Tiny bird reminds of miracle of life

Published 1:10 am Wednesday, May 17, 2017

The baby bird was terrified and a little cold. I cupped it in my hands, sharing my body warmth with it.

He, and I don’t know it was a he but it felt like it to me, settled in my palm. My hands rested in my lap as I sat motionless in the middle of my closet floor.

This was not how I planned to spend part of my Mother’s Day, but nature, the universe, God, something had a different plan. So, I sat on a Sunday afternoon cradling a little speck of life and pondering big things.

Before I move to ponderings, let tell you how all of this started. It was Saturday near lunchtime and my husband was outside doing weekly outside stuff, which this day included replacing aging deck boards.

Off and on, I heard the sound of the saw coming from the front yard where he was cutting replacement boards. Suddenly I heard him calling me.

“Hey, Nance come here,” he yelled. “We’ve got a problem and I don’t know what to do.”

Don’t know why, but my mind immediately leapt to tragedy. I raced to the front of the house half expecting to find some kind of saw-related injury. What I found was my husband holding his gloved hands in an odd-looking position.

“Did you cut yourself?” I said racing up out of breath. “Are you OK?”

“No, I didn’t cut myself,” he answered with an exasperated sigh (he knows I’m always imagining he’s hurt himself.) “This is the problem and I don’t know what to do.”

He lifted his top hand and I saw a tiny head peeking out.

“This baby bird was on the ground and it’s been there for a while,” he said. “There was another one, but it’s dead and ants are starting to get on it.”

He said he’d watched for a mother bird, but she was a no-show.
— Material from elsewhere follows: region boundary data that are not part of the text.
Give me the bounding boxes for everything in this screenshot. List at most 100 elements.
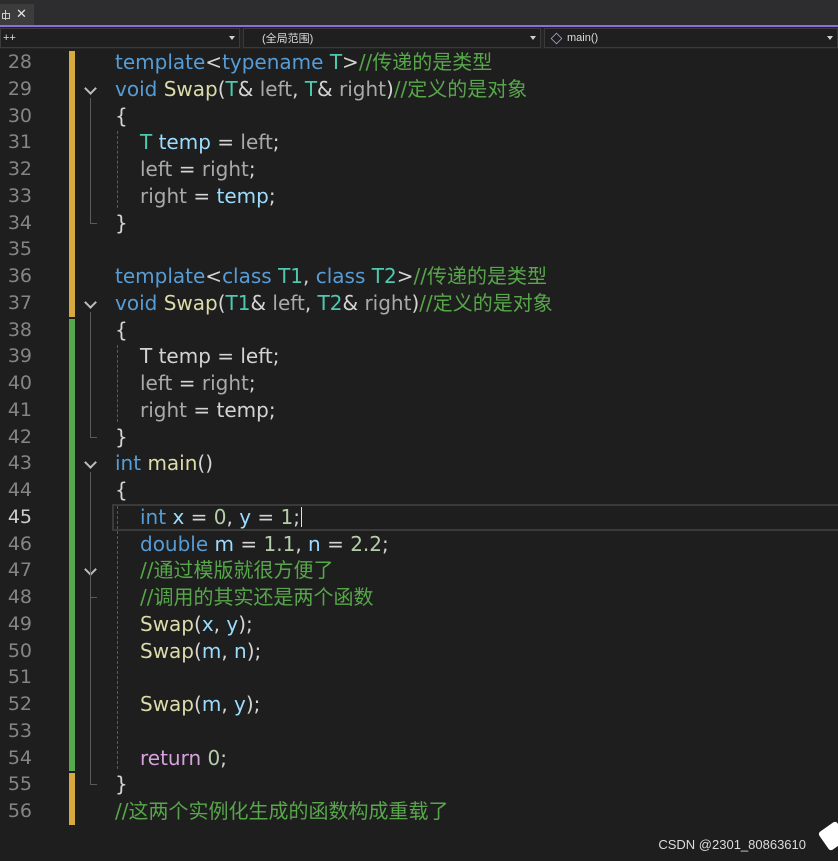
code-line[interactable]: 34} [0,210,838,237]
code-line[interactable]: 47 //通过模版就很方便了 [0,557,838,584]
close-icon[interactable]: ✕ [16,8,27,21]
code-line[interactable]: 38 { [0,317,838,344]
code-text: template<typename T>//传递的是类型 [115,49,492,76]
code-line[interactable]: 46 double m = 1.1, n = 2.2; [0,531,838,558]
code-line[interactable]: 29 void Swap(T& left, T& right)//定义的是对象 [0,76,838,103]
code-token: //定义的是对象 [419,290,553,315]
line-number: 54 [7,746,32,769]
code-line[interactable]: 40 left = right; [0,370,838,397]
code-text: right = temp; [140,397,276,424]
code-line[interactable]: 36 template<class T1, class T2>//传递的是类型 [0,263,838,290]
code-token: m [201,638,222,663]
code-token: temp [216,397,269,422]
fold-region-line [90,311,91,437]
code-line[interactable]: 32 left = right; [0,156,838,183]
line-number: 36 [7,265,32,287]
code-line[interactable]: 54 return 0; [0,745,838,772]
code-line[interactable]: 31 T temp = left; [0,129,838,156]
code-token: , [226,504,240,529]
code-token: y [239,504,252,529]
code-line[interactable]: 42} [0,424,838,451]
code-token: ; [248,371,256,395]
code-text: T temp = left; [140,343,280,370]
code-line[interactable]: 44 { [0,477,838,504]
code-token: right [338,76,386,101]
code-line[interactable]: 30 { [0,103,838,130]
code-line[interactable]: 52 Swap(m, y); [0,691,838,718]
code-text: //这两个实例化生成的函数构成重载了 [115,798,448,825]
project-dropdown[interactable]: ++ [0,28,240,48]
fold-chevron-icon[interactable] [83,83,97,97]
code-line[interactable]: 48 //调用的其实还是两个函数 [0,584,838,611]
code-text: template<class T1, class T2>//传递的是类型 [115,263,547,290]
code-token: m [201,692,222,716]
code-token: , [303,264,316,288]
code-token: temp [216,183,269,208]
code-token: n [234,638,247,663]
code-text: Swap(m, n); [140,638,261,665]
code-token: 0 [213,504,227,529]
code-text: T temp = left; [140,129,280,156]
code-line[interactable]: 55} [0,771,838,798]
code-line[interactable]: 49 Swap(x, y); [0,611,838,638]
code-editor[interactable]: 28 template<typename T>//传递的是类型 29 void Swa… [0,49,838,861]
code-token: double [140,531,209,556]
code-text: Swap(m, y); [140,691,260,718]
code-token: right [140,397,187,422]
line-number: 43 [7,452,32,475]
code-text: right = temp; [140,183,276,210]
code-line[interactable]: 53 [0,718,838,745]
indent-guide [117,345,118,422]
code-line[interactable]: 45 int x = 0, y = 1; [0,503,838,531]
code-token: { [115,317,128,342]
code-token: //通过模版就很方便了 [140,558,334,583]
code-text: left = right; [140,370,256,397]
project-dropdown-value: ++ [3,32,16,44]
code-token: = [251,504,281,529]
code-token: int [115,451,142,476]
unsaved-change-marker [69,773,75,825]
code-line[interactable]: 41 right = temp; [0,397,838,424]
code-token: } [115,210,128,235]
code-line[interactable]: 43 int main() [0,450,838,477]
code-token: , [213,611,227,636]
code-token: < [205,50,223,74]
fold-region-line [90,472,91,785]
code-token: x [172,504,185,529]
code-token: 1.1 [263,531,296,556]
code-text: void Swap(T1& left, T2& right)//定义的是对象 [115,290,553,317]
fold-chevron-icon[interactable] [83,457,97,471]
code-line[interactable]: 37 void Swap(T1& left, T2& right)//定义的是对象 [0,290,838,317]
code-token: & [250,290,273,315]
code-text: left = right; [140,156,256,183]
code-line[interactable]: 28 template<typename T>//传递的是类型 [0,49,838,76]
line-number: 32 [7,158,32,180]
fold-region-end [90,222,97,224]
code-token: m [214,531,235,556]
code-token: , [221,638,235,663]
line-number: 55 [7,773,32,796]
code-line[interactable]: 50 Swap(m, n); [0,638,838,665]
document-tab[interactable]: ✕ [0,4,34,25]
code-line[interactable]: 35 [0,236,838,263]
code-token: T2 [371,264,397,288]
code-token: left [240,130,273,155]
scope-dropdown[interactable]: (全局范围) [243,28,541,48]
line-number: 50 [7,639,32,662]
code-line[interactable]: 51 [0,664,838,691]
pin-icon[interactable] [2,9,10,20]
line-number: 40 [7,372,32,394]
fold-chevron-icon[interactable] [83,297,97,311]
code-token: ( [194,611,202,636]
code-token: ; [268,397,276,422]
code-token: 0 [207,745,221,770]
text-caret [301,506,303,527]
code-line[interactable]: 39 T temp = left; [0,343,838,370]
code-line[interactable]: 33 right = temp; [0,183,838,210]
code-token: = [184,504,214,529]
member-dropdown[interactable]: main() [544,28,838,48]
code-token: } [115,424,128,449]
code-line[interactable]: 56 //这两个实例化生成的函数构成重载了 [0,798,838,825]
code-token: ; [220,745,227,770]
unsaved-change-marker [69,51,75,317]
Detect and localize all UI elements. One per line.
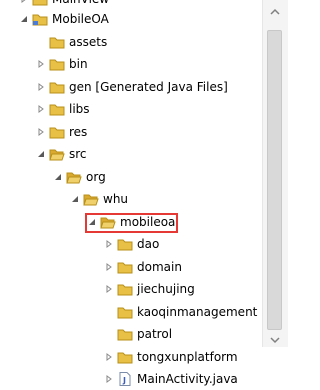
tree-item-label: src — [69, 147, 87, 161]
tree-item-mainactivity-java[interactable]: J MainActivity.java — [0, 368, 262, 390]
chevron-down-icon[interactable] — [69, 193, 81, 205]
tree-item-mobileoa[interactable]: mobileoa — [0, 211, 262, 233]
tree-item-whu[interactable]: whu — [0, 188, 262, 210]
tree-item-dao[interactable]: dao — [0, 233, 262, 255]
tree-item-src[interactable]: src — [0, 143, 262, 165]
tree-item-org[interactable]: org — [0, 166, 262, 188]
chevron-right-icon[interactable] — [35, 81, 47, 93]
tree-item-label: tongxunplatform — [137, 349, 238, 364]
tree-item-label: whu — [103, 192, 129, 206]
project-explorer-tree: MainView MobileOAassetsbingen [Generated… — [0, 0, 262, 386]
tree-item-label: bin — [69, 57, 88, 71]
tree-item-mobileoa[interactable]: MobileOA — [0, 8, 262, 30]
folder-icon — [117, 260, 133, 274]
twisty-placeholder — [35, 36, 47, 48]
project-icon — [32, 12, 48, 26]
chevron-right-icon[interactable] — [35, 103, 47, 115]
folder-icon — [117, 327, 133, 341]
scroll-down-icon[interactable] — [269, 334, 281, 344]
chevron-right-icon[interactable] — [103, 238, 115, 250]
chevron-right-icon[interactable] — [35, 58, 47, 70]
tree-item-gen[interactable]: gen [Generated Java Files] — [0, 76, 262, 98]
scroll-up-icon[interactable] — [269, 6, 281, 16]
selection-highlight-box — [85, 212, 178, 233]
chevron-right-icon[interactable] — [18, 0, 30, 5]
tree-item-label: assets — [69, 34, 108, 49]
folder-icon — [117, 350, 133, 364]
java-file-icon: J — [117, 372, 133, 386]
twisty-placeholder — [103, 328, 115, 340]
tree-item-patrol[interactable]: patrol — [0, 323, 262, 345]
folder-icon — [49, 102, 65, 116]
folder-icon — [117, 237, 133, 251]
chevron-right-icon[interactable] — [103, 351, 115, 363]
tree-item-label: MobileOA — [52, 12, 109, 26]
tree-item-res[interactable]: res — [0, 121, 262, 143]
folder-icon — [49, 80, 65, 94]
chevron-down-icon[interactable] — [18, 13, 30, 25]
vertical-scrollbar[interactable] — [262, 0, 288, 347]
tree-item-label: dao — [137, 237, 160, 251]
tree-item-label: gen [Generated Java Files] — [69, 79, 228, 94]
chevron-right-icon[interactable] — [35, 126, 47, 138]
folder-icon — [49, 35, 65, 49]
folder-open-icon — [49, 147, 65, 161]
twisty-placeholder — [103, 306, 115, 318]
tree-item-jiechujing[interactable]: jiechujing — [0, 278, 262, 300]
chevron-right-icon[interactable] — [103, 373, 115, 385]
tree-item-label: MainActivity.java — [137, 372, 238, 386]
tree-item-libs[interactable]: libs — [0, 98, 262, 120]
tree-item-label: libs — [69, 102, 90, 116]
tree-item-tongxunplatform[interactable]: tongxunplatform — [0, 346, 262, 368]
chevron-down-icon[interactable] — [35, 148, 47, 160]
folder-open-icon — [83, 192, 99, 206]
tree-item-label: kaoqinmanagement — [137, 304, 258, 319]
folder-icon — [117, 305, 133, 319]
tree-item-label: res — [69, 124, 88, 139]
folder-icon — [32, 0, 48, 6]
chevron-down-icon[interactable] — [52, 171, 64, 183]
tree-item-bin[interactable]: bin — [0, 53, 262, 75]
tree-item-label: patrol — [137, 327, 173, 341]
svg-text:J: J — [122, 376, 126, 385]
folder-icon — [49, 125, 65, 139]
tree-item-domain[interactable]: domain — [0, 256, 262, 278]
folder-open-icon — [66, 170, 82, 184]
tree-item-assets[interactable]: assets — [0, 31, 262, 53]
folder-icon — [117, 282, 133, 296]
chevron-right-icon[interactable] — [103, 261, 115, 273]
tree-item-label: org — [86, 169, 106, 184]
scrollbar-thumb[interactable] — [267, 30, 282, 330]
tree-item-label: domain — [137, 259, 182, 274]
tree-item-label: jiechujing — [137, 282, 195, 296]
folder-icon — [49, 57, 65, 71]
tree-item-kaoqinmanagement[interactable]: kaoqinmanagement — [0, 301, 262, 323]
chevron-right-icon[interactable] — [103, 283, 115, 295]
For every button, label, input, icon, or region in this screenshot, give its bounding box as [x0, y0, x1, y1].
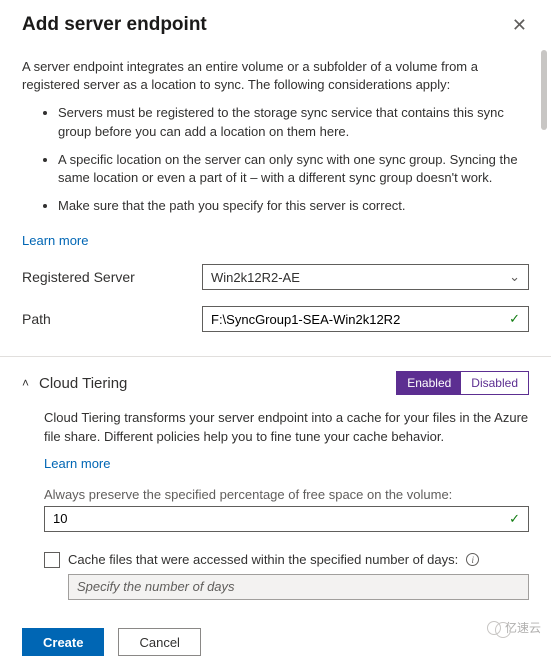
registered-server-select[interactable]: Win2k12R2-AE ⌄ [202, 264, 529, 290]
free-space-input[interactable]: ✓ [44, 506, 529, 532]
watermark-icon [487, 621, 501, 635]
intro-text: A server endpoint integrates an entire v… [22, 58, 529, 94]
scrollbar[interactable] [541, 50, 547, 130]
days-checkbox-label: Cache files that were accessed within th… [68, 552, 458, 567]
info-icon[interactable]: i [466, 553, 479, 566]
tiering-toggle[interactable]: Enabled Disabled [396, 371, 529, 395]
free-space-field[interactable] [53, 511, 509, 526]
page-title: Add server endpoint [22, 14, 207, 36]
days-checkbox[interactable] [44, 552, 60, 568]
chevron-down-icon: ⌄ [509, 269, 520, 285]
list-item: A specific location on the server can on… [58, 151, 529, 187]
tiering-enabled-button[interactable]: Enabled [397, 372, 461, 394]
cancel-button[interactable]: Cancel [118, 628, 200, 656]
free-space-label: Always preserve the specified percentage… [44, 487, 529, 502]
cloud-tiering-title: Cloud Tiering [39, 375, 127, 392]
watermark: 亿速云 [487, 619, 541, 636]
tiering-learn-more-link[interactable]: Learn more [44, 456, 110, 471]
path-field[interactable] [211, 312, 509, 327]
create-button[interactable]: Create [22, 628, 104, 656]
tiering-disabled-button[interactable]: Disabled [461, 372, 528, 394]
days-input[interactable] [68, 574, 529, 600]
divider [0, 356, 551, 357]
valid-check-icon: ✓ [509, 311, 520, 327]
list-item: Servers must be registered to the storag… [58, 104, 529, 140]
path-input[interactable]: ✓ [202, 306, 529, 332]
path-label: Path [22, 311, 202, 327]
tiering-description: Cloud Tiering transforms your server end… [44, 409, 529, 445]
close-icon[interactable]: ✕ [510, 14, 529, 36]
learn-more-link[interactable]: Learn more [22, 233, 529, 248]
registered-server-value: Win2k12R2-AE [211, 270, 300, 285]
chevron-up-icon[interactable]: ˄ [22, 376, 29, 390]
valid-check-icon: ✓ [509, 511, 520, 527]
days-field [77, 579, 520, 594]
considerations-list: Servers must be registered to the storag… [22, 104, 529, 225]
registered-server-label: Registered Server [22, 269, 202, 285]
list-item: Make sure that the path you specify for … [58, 197, 529, 215]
Finally, fearing the ants or one of our cats would soon discover the bird, he scooped it up and brought it to me.

Turned out it was a baby mourning dove that, from what we could see, fell from a partially destroyed nest in an oak tree. It had most of its feathers with just a little soft fuzz left on its head.

So that’s how I ended up in the closet on Mother’s Day nursing a baby bird. Now to my ponderings as I sat with this bit of life cuddled in my hands.

As I watched the breath move in and out, causing the slightest rise and fall of its tiny body, the realization that the same breath moving through me was breathing this bird. We were, the two of us, created from the same spark of divine energy, part of one great whole of creation.

In that moment, watching this creature breath and hearing its soft whistling cries, I felt a deep connection to it. It was beyond me, the human, and it, the bird. It was, in that moment, a joining of spirits, a sense that the energy that makes all life was holding us both.

I placed him in a substitute shoebox nest. He settled in beside the stuffed animal in the corner. I eased the top down and slipped out of the closet.

Through the rest of the afternoon and evening I returned to check on him. A couple of times I fed him what a search on Google suggested you feed a baby morning dove in an emergency situation. He ate a little; enough I hoped to keep him alive.

On Monday, I delivered him to the wonderful folks at Big Bend Wildlife Rescue. They placed him in an incubator and said he looked good.

Now reflecting on my Sunday in the closet with this baby dove, I think the experience was a gift to me from that source of divine energy, a Mother’s Day reminder that life is a miracle and it is a blessing to be alive.

 

Nancy Blackmon is a former newspaper editor and a yoga teacher.